Pathophysiology of Renal Disease and Progression

Calcium Restores a Normal Proliferation Phenotype in Human Polycystic Kidney Disease Epithelial Cells

Yamaguchi, Tamio*, †; Hempson, Scott J.*, †; Reif, Gail A.*, †; Hedge, Anne-Marie*, †; Wallace, Darren P.*, †, ‡

*Kidney Institute, Departments of †Medicine and ‡Molecular and Integrative Physiology, University of Kansas Medical Center, Kansas City, Kansas

Address correspondence to: Dr. Darren P. Wallace, Kidney Institute, Department of Medicine, University of Kansas Medical Center, 3901 Rainbow Boulevard, MSN 3018, Kansas City, KS 66160. Phone: 913-588-3889; Fax: 913-588-9251; E-mail: [email protected]

Accepted October 3, 2005

Received June 21, 2005

Abstract

Polycystic kidney disease (PKD) is a lethal disorder characterized by progressive expansion of renal cysts. Genetic mutations associated with PKD are thought to disrupt intracellular Ca2+ regulation, leading to abnormal proliferation of tubule epithelial cells. cAMP stimulates the B-Raf/MEK/extracellular signal-regulated kinase (B-Raf/MEK/ERK) pathway and accelerates the proliferation of cells that are cultured from PKD cysts. By contrast, cAMP inhibits the proliferation of cells from normal human kidneys (NHK) and M-1 mouse collecting duct cells.

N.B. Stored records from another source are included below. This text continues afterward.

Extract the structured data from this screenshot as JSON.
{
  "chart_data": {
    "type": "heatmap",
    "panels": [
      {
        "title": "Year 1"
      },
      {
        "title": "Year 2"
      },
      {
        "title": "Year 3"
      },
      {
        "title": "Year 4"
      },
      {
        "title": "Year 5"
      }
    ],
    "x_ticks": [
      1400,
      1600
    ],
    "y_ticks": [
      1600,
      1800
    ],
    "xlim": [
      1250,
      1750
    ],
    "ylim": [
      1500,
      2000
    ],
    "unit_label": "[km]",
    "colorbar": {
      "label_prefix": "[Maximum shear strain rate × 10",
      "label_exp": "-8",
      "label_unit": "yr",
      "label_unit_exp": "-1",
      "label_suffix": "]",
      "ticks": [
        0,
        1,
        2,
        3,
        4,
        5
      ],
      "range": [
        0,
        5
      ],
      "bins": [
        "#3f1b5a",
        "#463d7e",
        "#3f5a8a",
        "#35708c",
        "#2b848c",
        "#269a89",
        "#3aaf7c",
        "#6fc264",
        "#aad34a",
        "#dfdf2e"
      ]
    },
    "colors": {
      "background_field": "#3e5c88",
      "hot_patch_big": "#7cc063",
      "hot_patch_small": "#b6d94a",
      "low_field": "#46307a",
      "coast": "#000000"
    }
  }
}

Previously, it was found that a sustained reduction of intracellular Ca2+ levels in NHK and M-1 cells that were treated with Ca2+ entry blockers allowed cAMP activation of the B-Raf/MEK/ERK pathway, switching the cells to a cAMP-growth stimulated phenotype. In this study, primary cultures of cyst epithelial cells from autosomal dominant (ADPKD) and recessive (ARPKD) PKD kidneys were used to determine whether controlled addition of Ca2+ could reverse the aberrant mitogenic response to cAMP. Steady-state intracellular Ca2+ levels were found to be 20 nM lower in cyst-derived ADPKD cells (57 ± 2 nM) compared with NHK cells (77 ± 2 nM). Treatment of ADPKD cells or ARPKD cells with either Bay K8644, a Ca2+ channel activator, or A23187, a Ca2+ ionophore, caused sustained increases in intracellular Ca2+ levels and completely reversed the mitogenic response to cAMP. Elevation of intracellular Ca2+ levels in ADPKD cells increased Akt activity and blocked cAMP-dependent B-Raf and ERK activation. Thus, increases in [Ca2+]i are able to restore the normal anti-mitogenic response to cAMP in cells that are derived from two genetically distinct forms of PKD.